I debated joining the two of them for breakfast. I could discuss leaving with both of them at once and get it over with, but it was so hard for me to be near either of them at the moment. Together I’d be distracted by the way they were with each other, searching for innuendo and pretending I didn’t notice when I found it. So, instead, I waited until Amber was snoozing on a lounge in the courtyard and slipped by her to Reeve’s office.
The wall to his office was open and his back was to me while he worked at his L-shaped desk. It was tempting to watch him for a minute before I made myself known – the muscles in his neck were tight and his shoulders seemed slumped but he was still so magnificent to look at.
But he always had an uncanny way of sensing my presence, so I only gave myself a few seconds to take him in before I forced myself to stroll in confidently. “When can I go home?” I asked with no other preamble.
His head ticked up abruptly, either surprised by my question or surprised to see me in his office. Both were possible.
I didn’t allow myself to search for any signs of disappointment in his eyes as his gaze met mine. “That’s up to you.” He leaned back in his chair. “I’ll arrange transportation the minute you ask. I’m not keeping you here.”
He was so solemn, so matter-of-fact. So emotionless. There wasn’t even a trace of bitterness as he emphasized the word “keeping.” And he hadn’t argued, which was unexpected. And disappointing.
“So, is it safe for me to leave now?”
“You’ll have to check with Joe to be certain. He and I have talked quite a bit through e-mail. He said he’d found a suitable place for you to move into last week. A gated community. Last he mentioned, he was checking to see when he could get in and test out the security system.”
“I suppose I don’t have any say in this, do I?” I’d wanted to be stoic like he was but failed. I was too irritated. I just didn’t know if it bothered me more that Reeve had been talking to Joe or that Joe had been talking to Reeve. I’d assumed the latter would leave me out of my own life planning, but not Joe. Yet it was Reeve’s lack of disclosure that hurt me more than Joe’s.

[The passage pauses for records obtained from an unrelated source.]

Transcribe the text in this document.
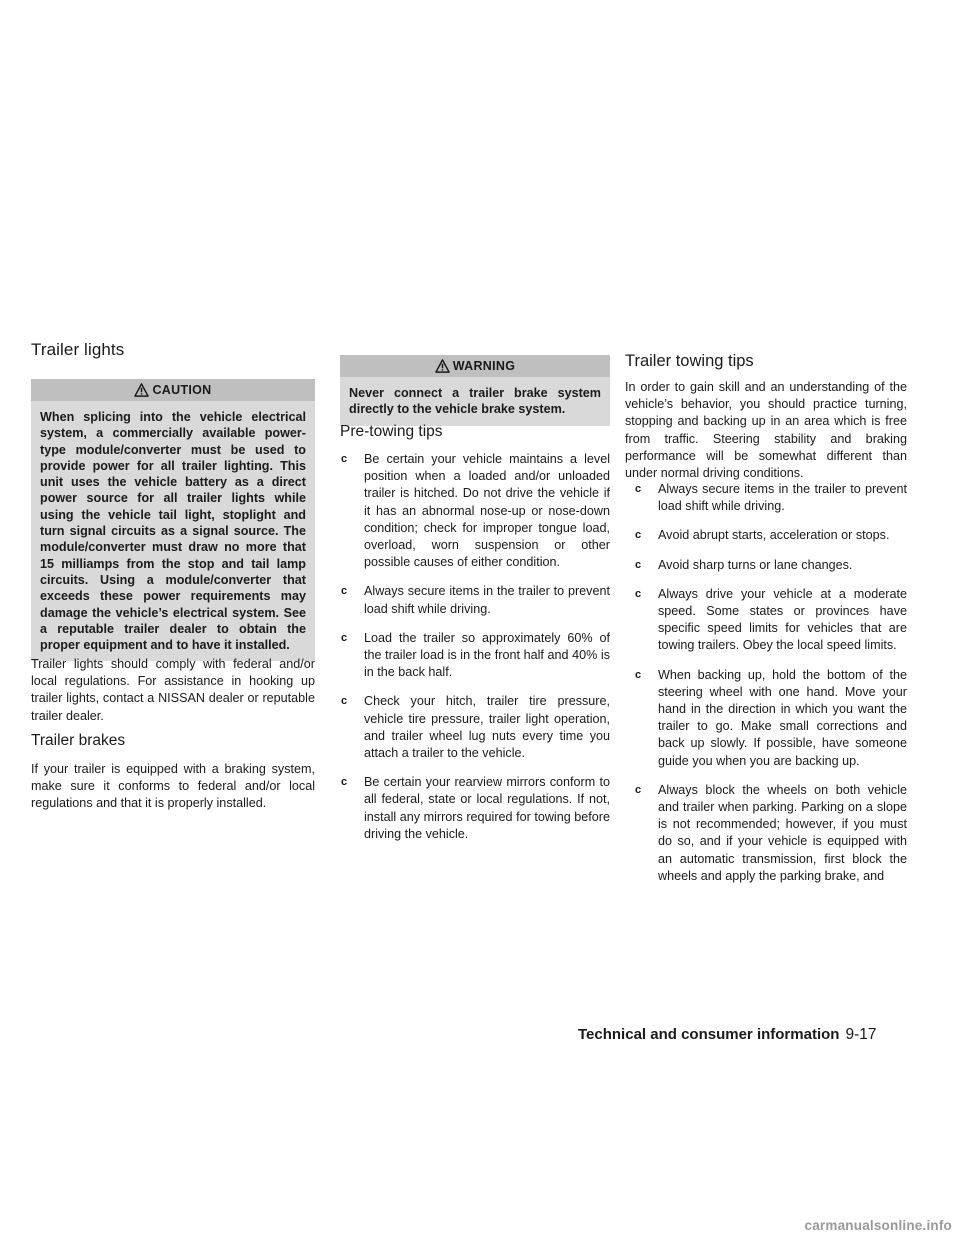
Trailer lights
CAUTION
When splicing into the vehicle electrical system, a commercially available power-type module/converter must be used to provide power for all trailer lighting. This unit uses the vehicle battery as a direct power source for all trailer lights while using the vehicle tail light, stoplight and turn signal circuits as a signal source. The module/converter must draw no more that 15 milliamps from the stop and tail lamp circuits. Using a module/converter that exceeds these power requirements may damage the vehicle’s electrical system. See a reputable trailer dealer to obtain the proper equipment and to have it installed.

Trailer lights should comply with federal and/or local regulations. For assistance in hooking up trailer lights, contact a NISSAN dealer or reputable trailer dealer.

Trailer brakes

If your trailer is equipped with a braking system, make sure it conforms to federal and/or local regulations and that it is properly installed.

WARNING
Never connect a trailer brake system directly to the vehicle brake system.
Pre-towing tips
c Be certain your vehicle maintains a level position when a loaded and/or unloaded trailer is hitched. Do not drive the vehicle if it has an abnormal nose-up or nose-down condition; check for improper tongue load, overload, worn suspension or other possible causes of either condition.
c Always secure items in the trailer to prevent load shift while driving.
c Load the trailer so approximately 60% of the trailer load is in the front half and 40% is in the back half.
c Check your hitch, trailer tire pressure, vehicle tire pressure, trailer light operation, and trailer wheel lug nuts every time you attach a trailer to the vehicle.
c Be certain your rearview mirrors conform to all federal, state or local regulations. If not, install any mirrors required for towing before driving the vehicle.
Trailer towing tips

In order to gain skill and an understanding of the vehicle’s behavior, you should practice turning, stopping and backing up in an area which is free from traffic. Steering stability and braking performance will be somewhat different than under normal driving conditions.

c Always secure items in the trailer to prevent load shift while driving.
c Avoid abrupt starts, acceleration or stops.
c Avoid sharp turns or lane changes.
c Always drive your vehicle at a moderate speed. Some states or provinces have specific speed limits for vehicles that are towing trailers. Obey the local speed limits.
c When backing up, hold the bottom of the steering wheel with one hand. Move your hand in the direction in which you want the trailer to go. Make small corrections and back up slowly. If possible, have someone guide you when you are backing up.
c Always block the wheels on both vehicle and trailer when parking. Parking on a slope is not recommended; however, if you must do so, and if your vehicle is equipped with an automatic transmission, first block the wheels and apply the parking brake, and
Technical and consumer information 9-17
carmanualsonline.info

“Of course you get a say. I figured you and he were in contact. I apologize for assuming.” Reeve hit a few buttons on his keyboard and I tried to remember a time that I’d heard him say he was sorry. Though he’d shown regret in his actions, I couldn’t think of any time he’d actually given an apology. Somehow hearing it now made the distance between us widen, even as he swiveled his laptop toward the side and beckoned me to come around his desk to look at the screen. “This is it.”
I bent to click through the images, seven different shots of a one-bedroom apartment. It was nice, actually. Similar to the location and style of the place I lived in now. I clicked Escape and was taken to Joe’s e-mail. It was short and concise, and said pretty much exactly what Reeve had just told me. It also listed the rental price, which was reasonable.

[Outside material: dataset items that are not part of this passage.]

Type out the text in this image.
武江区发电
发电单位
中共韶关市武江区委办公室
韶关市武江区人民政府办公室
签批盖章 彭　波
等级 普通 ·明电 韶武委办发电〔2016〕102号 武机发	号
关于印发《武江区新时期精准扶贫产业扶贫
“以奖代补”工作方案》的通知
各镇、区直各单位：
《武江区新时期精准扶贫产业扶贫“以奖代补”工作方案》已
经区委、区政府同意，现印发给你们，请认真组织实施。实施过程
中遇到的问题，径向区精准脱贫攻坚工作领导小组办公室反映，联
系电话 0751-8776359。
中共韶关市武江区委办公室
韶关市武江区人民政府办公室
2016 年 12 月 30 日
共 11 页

I glanced at the address line of the message. “He copied me at my other e-mail address.” He’d sent it to the account I’d set up strictly for corresponding with him. “I guess I haven’t been checking that one.” I cleared my throat as I straightened. “I’m sorry for overreacting.”

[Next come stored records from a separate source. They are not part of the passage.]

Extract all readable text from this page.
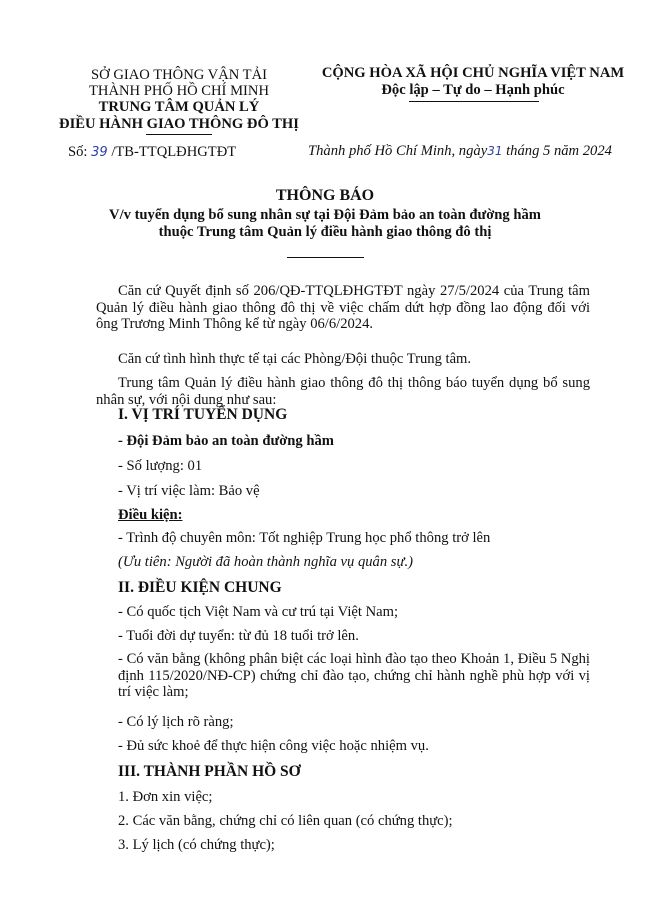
SỞ GIAO THÔNG VẬN TẢI
THÀNH PHỐ HỒ CHÍ MINH
TRUNG TÂM QUẢN LÝ
ĐIỀU HÀNH GIAO THÔNG ĐÔ THỊ
Số: 39 /TB-TTQLĐHGTĐT
CỘNG HÒA XÃ HỘI CHỦ NGHĨA VIỆT NAM
Độc lập – Tự do – Hạnh phúc
Thành phố Hồ Chí Minh, ngày31 tháng 5 năm 2024
THÔNG BÁO
V/v tuyển dụng bổ sung nhân sự tại Đội Đảm bảo an toàn đường hầm
thuộc Trung tâm Quản lý điều hành giao thông đô thị
Căn cứ Quyết định số 206/QĐ-TTQLĐHGTĐT ngày 27/5/2024 của Trung tâm Quản lý điều hành giao thông đô thị về việc chấm dứt hợp đồng lao động đối với ông Trương Minh Thông kể từ ngày 06/6/2024.
Căn cứ tình hình thực tế tại các Phòng/Đội thuộc Trung tâm.
Trung tâm Quản lý điều hành giao thông đô thị thông báo tuyển dụng bổ sung nhân sự, với nội dung như sau:
I. VỊ TRÍ TUYỂN DỤNG
- Đội Đảm bảo an toàn đường hầm
- Số lượng: 01
- Vị trí việc làm: Bảo vệ
Điều kiện:
- Trình độ chuyên môn: Tốt nghiệp Trung học phổ thông trở lên
(Ưu tiên: Người đã hoàn thành nghĩa vụ quân sự.)
II. ĐIỀU KIỆN CHUNG
- Có quốc tịch Việt Nam và cư trú tại Việt Nam;
- Tuổi đời dự tuyển: từ đủ 18 tuổi trở lên.
- Có văn bằng (không phân biệt các loại hình đào tạo theo Khoản 1, Điều 5 Nghị định 115/2020/NĐ-CP) chứng chỉ đào tạo, chứng chỉ hành nghề phù hợp với vị trí việc làm;
- Có lý lịch rõ ràng;
- Đủ sức khoẻ để thực hiện công việc hoặc nhiệm vụ.
III. THÀNH PHẦN HỒ SƠ
1. Đơn xin việc;
2. Các văn bằng, chứng chỉ có liên quan (có chứng thực);
3. Lý lịch (có chứng thực);
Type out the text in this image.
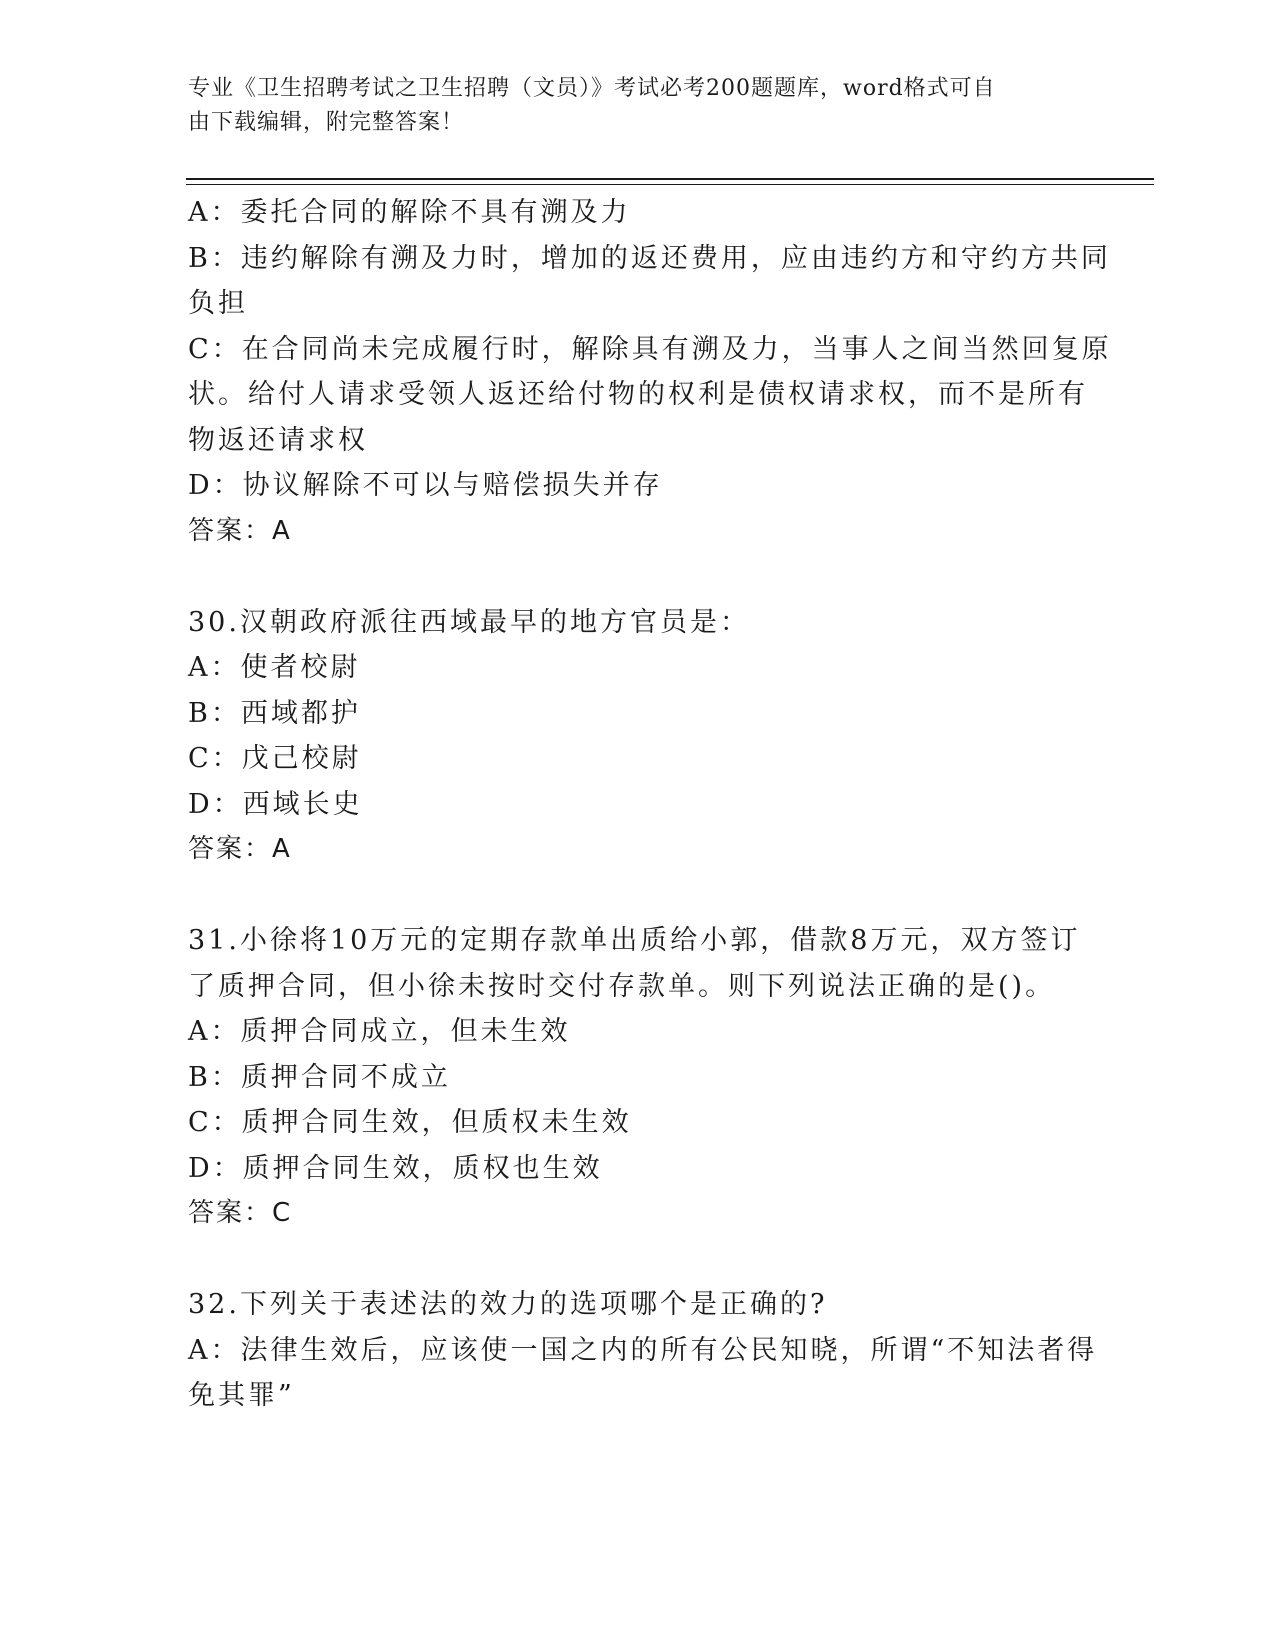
专业《卫生招聘考试之卫生招聘（文员）》考试必考200题题库，word格式可自
由下载编辑，附完整答案！
A：委托合同的解除不具有溯及力
B：违约解除有溯及力时，增加的返还费用，应由违约方和守约方共同
负担
C：在合同尚未完成履行时，解除具有溯及力，当事人之间当然回复原
状。给付人请求受领人返还给付物的权利是债权请求权，而不是所有
物返还请求权
D：协议解除不可以与赔偿损失并存
答案：A
30.汉朝政府派往西域最早的地方官员是：
A：使者校尉
B：西域都护
C：戊己校尉
D：西域长史
答案：A
31.小徐将10万元的定期存款单出质给小郭，借款8万元，双方签订
了质押合同，但小徐未按时交付存款单。则下列说法正确的是()。
A：质押合同成立，但未生效
B：质押合同不成立
C：质押合同生效，但质权未生效
D：质押合同生效，质权也生效
答案：C
32.下列关于表述法的效力的选项哪个是正确的?
A：法律生效后，应该使一国之内的所有公民知晓，所谓“不知法者得
免其罪”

“I didn’t think you were overreacting at all,” he said sincerely.
The last time I’d spent any time with him, after he’d left me on the ledge both literally and figuratively, he’d barely been able to look at me. Now his eyes sought mine out at every opportunity. I wanted to believe the change meant he missed me. That he couldn’t stand to keep from staring into me for long, the same way that I couldn’t stop from staring into him.
It made me want to say things I hadn’t come to say. Made me want to apologize for more than overreacting. Made me want to ask him to do the things to me that he’d said he wouldn’t do unless I did.
All of which was counterproductive. I shook his gaze away. “What about Michelis? What’s going on with him?”
“Actually, he sent something just this morning.” He closed Joe’s e-mail and clicked on the top line in his inbox. The message opened and Reeve gestured toward the screen for me to read.
I peeked at it somewhat thrilled he’d chosen to share it with me. Until I realized it had been written in Greek. “I can’t read it. What does it say?”
“Oh. Right.” He chuckled at himself as he tilted the screen where we could both see it. “Basically, I have not done these things of which you accuse me. I have alibis for all events. One alibi even your own beautiful Emily.”
Your own beautiful Emily.
I snuck a peek at him after he said my name, wondering how he felt when he called me his, if it felt anything like how I felt when I heard it.
He swallowed, suggesting that it at least made him feel something. But that something could have been irritation, because then he launched into a rant about what he’d read so far. “It’s ridiculous. Alibis prove nothing, and he knows that. He never does his own dirty work. Blakely’s toxicology report is going to say overdose, we’re sure of that, but Joe’s been investigating and he’s found one of Michelis’s men spotted on the set’s surveillance camera. There’s no way that’s a coincidence.”
“Then they’ll be able to press charges against someone?”
“Doubtful. There’s not any evidence pointing to foul play. And even if we could prove that it was murder, someone else would take the fall for Michelis. There are people who would be heavily rewarded for that kind of sacrifice.”